Il rischio che si sviluppi il panico come ai tempi del Coronavirus è alto, così sull'argomento interviene Emanuele Montomoli, professore di Igiene e medicina preventiva nel dipartimento di Medicina molecolare e dello sviluppo dell’Università di Siena, nonché fondatore di Vismederi. Lo scienziato invita a leggere il caso con lucidità: “C’è qualcosa di straniante nell’immagine di una nave da crociera ferma nell'Atlantico con le autorità sanitarie che cercano di ricostruire i contagi. Non è fantascienza, è quello che sta accadendo davvero.

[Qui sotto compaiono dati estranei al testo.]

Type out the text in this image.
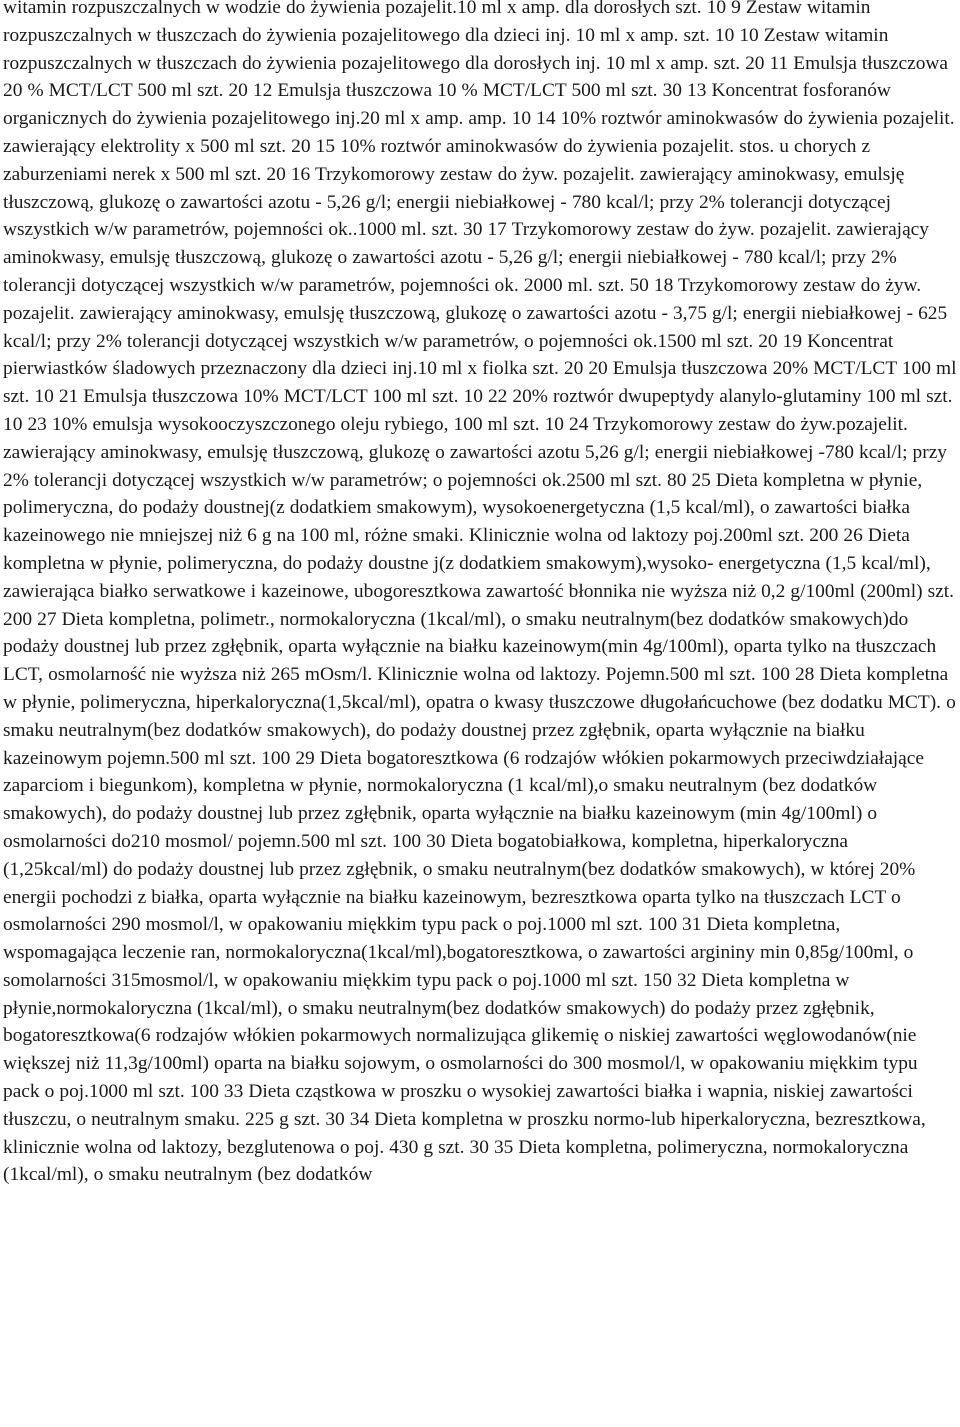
witamin rozpuszczalnych w wodzie do żywienia pozajelit.10 ml x amp. dla dorosłych szt. 10 9 Zestaw witamin rozpuszczalnych w tłuszczach do żywienia pozajelitowego dla dzieci inj. 10 ml x amp. szt. 10 10 Zestaw witamin rozpuszczalnych w tłuszczach do żywienia pozajelitowego dla dorosłych inj. 10 ml x amp. szt. 20 11 Emulsja tłuszczowa 20 % MCT/LCT 500 ml szt. 20 12 Emulsja tłuszczowa 10 % MCT/LCT 500 ml szt. 30 13 Koncentrat fosforanów organicznych do żywienia pozajelitowego inj.20 ml x amp. amp. 10 14 10% roztwór aminokwasów do żywienia pozajelit. zawierający elektrolity x 500 ml szt. 20 15 10% roztwór aminokwasów do żywienia pozajelit. stos. u chorych z zaburzeniami nerek x 500 ml szt. 20 16 Trzykomorowy zestaw do żyw. pozajelit. zawierający aminokwasy, emulsję tłuszczową, glukozę o zawartości azotu - 5,26 g/l; energii niebiałkowej - 780 kcal/l; przy 2% tolerancji dotyczącej wszystkich w/w parametrów, pojemności ok..1000 ml. szt. 30 17 Trzykomorowy zestaw do żyw. pozajelit. zawierający aminokwasy, emulsję tłuszczową, glukozę o zawartości azotu - 5,26 g/l; energii niebiałkowej - 780 kcal/l; przy 2% tolerancji dotyczącej wszystkich w/w parametrów, pojemności ok. 2000 ml. szt. 50 18 Trzykomorowy zestaw do żyw. pozajelit. zawierający aminokwasy, emulsję tłuszczową, glukozę o zawartości azotu - 3,75 g/l; energii niebiałkowej - 625 kcal/l; przy 2% tolerancji dotyczącej wszystkich w/w parametrów, o pojemności ok.1500 ml szt. 20 19 Koncentrat pierwiastków śladowych przeznaczony dla dzieci inj.10 ml x fiolka szt. 20 20 Emulsja tłuszczowa 20% MCT/LCT 100 ml szt. 10 21 Emulsja tłuszczowa 10% MCT/LCT 100 ml szt. 10 22 20% roztwór dwupeptydy alanylo-glutaminy 100 ml szt. 10 23 10% emulsja wysokooczyszczonego oleju rybiego, 100 ml szt. 10 24 Trzykomorowy zestaw do żyw.pozajelit. zawierający aminokwasy, emulsję tłuszczową, glukozę o zawartości azotu 5,26 g/l; energii niebiałkowej -780 kcal/l; przy 2% tolerancji dotyczącej wszystkich w/w parametrów; o pojemności ok.2500 ml szt. 80 25 Dieta kompletna w płynie, polimeryczna, do podaży doustnej(z dodatkiem smakowym), wysokoenergetyczna (1,5 kcal/ml), o zawartości białka kazeinowego nie mniejszej niż 6 g na 100 ml, różne smaki. Klinicznie wolna od laktozy poj.200ml szt. 200 26 Dieta kompletna w płynie, polimeryczna, do podaży doustne j(z dodatkiem smakowym),wysoko- energetyczna (1,5 kcal/ml), zawierająca białko serwatkowe i kazeinowe, ubogoresztkowa zawartość błonnika nie wyższa niż 0,2 g/100ml (200ml) szt. 200 27 Dieta kompletna, polimetr., normokaloryczna (1kcal/ml), o smaku neutralnym(bez dodatków smakowych)do podaży doustnej lub przez zgłębnik, oparta wyłącznie na białku kazeinowym(min 4g/100ml), oparta tylko na tłuszczach LCT, osmolarność nie wyższa niż 265 mOsm/l. Klinicznie wolna od laktozy. Pojemn.500 ml szt. 100 28 Dieta kompletna w płynie, polimeryczna, hiperkaloryczna(1,5kcal/ml), opatra o kwasy tłuszczowe długołańcuchowe (bez dodatku MCT). o smaku neutralnym(bez dodatków smakowych), do podaży doustnej przez zgłębnik, oparta wyłącznie na białku kazeinowym pojemn.500 ml szt. 100 29 Dieta bogatoresztkowa (6 rodzajów włókien pokarmowych przeciwdziałające zaparciom i biegunkom), kompletna w płynie, normokaloryczna (1 kcal/ml),o smaku neutralnym (bez dodatków smakowych), do podaży doustnej lub przez zgłębnik, oparta wyłącznie na białku kazeinowym (min 4g/100ml) o osmolarności do210 mosmol/ pojemn.500 ml szt. 100 30 Dieta bogatobiałkowa, kompletna, hiperkaloryczna (1,25kcal/ml) do podaży doustnej lub przez zgłębnik, o smaku neutralnym(bez dodatków smakowych), w której 20% energii pochodzi z białka, oparta wyłącznie na białku kazeinowym, bezresztkowa oparta tylko na tłuszczach LCT o osmolarności 290 mosmol/l, w opakowaniu miękkim typu pack o poj.1000 ml szt. 100 31 Dieta kompletna, wspomagająca leczenie ran, normokaloryczna(1kcal/ml),bogatoresztkowa, o zawartości argininy min 0,85g/100ml, o somolarności 315mosmol/l, w opakowaniu miękkim typu pack o poj.1000 ml szt. 150 32 Dieta kompletna w płynie,normokaloryczna (1kcal/ml), o smaku neutralnym(bez dodatków smakowych) do podaży przez zgłębnik, bogatoresztkowa(6 rodzajów włókien pokarmowych normalizująca glikemię o niskiej zawartości węglowodanów(nie większej niż 11,3g/100ml) oparta na białku sojowym, o osmolarności do 300 mosmol/l, w opakowaniu miękkim typu pack o poj.1000 ml szt. 100 33 Dieta cząstkowa w proszku o wysokiej zawartości białka i wapnia, niskiej zawartości tłuszczu, o neutralnym smaku. 225 g szt. 30 34 Dieta kompletna w proszku normo-lub hiperkaloryczna, bezresztkowa, klinicznie wolna od laktozy, bezglutenowa o poj. 430 g szt. 30 35 Dieta kompletna, polimeryczna, normokaloryczna (1kcal/ml), o smaku neutralnym (bez dodatków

L’Hantavirus non è nuovo e non si trasmette come i virus respiratori comuni. È legato soprattutto ai roditori e si contrae per via aerea in ambienti specifici. Per questo la sua comparsa su una nave è un evento raro e anomalo”. E ancora: “I sintomi iniziali sono simili a una banale influenza, ed è questo che rende difficile intercettarlo subito. Ma non siamo davanti a un male da diffusione globale”.
Montomoli fa richiamo alla prudenza: “Il rischio per la popolazione generale resta basso. Non servono allarmi, ma sorveglianza e attenzione scientifica”. Una posizione condivisa dalle autorità sanitarie, che continuano a monitorare l’evoluzione senza introdurre restrizioni ai viaggi.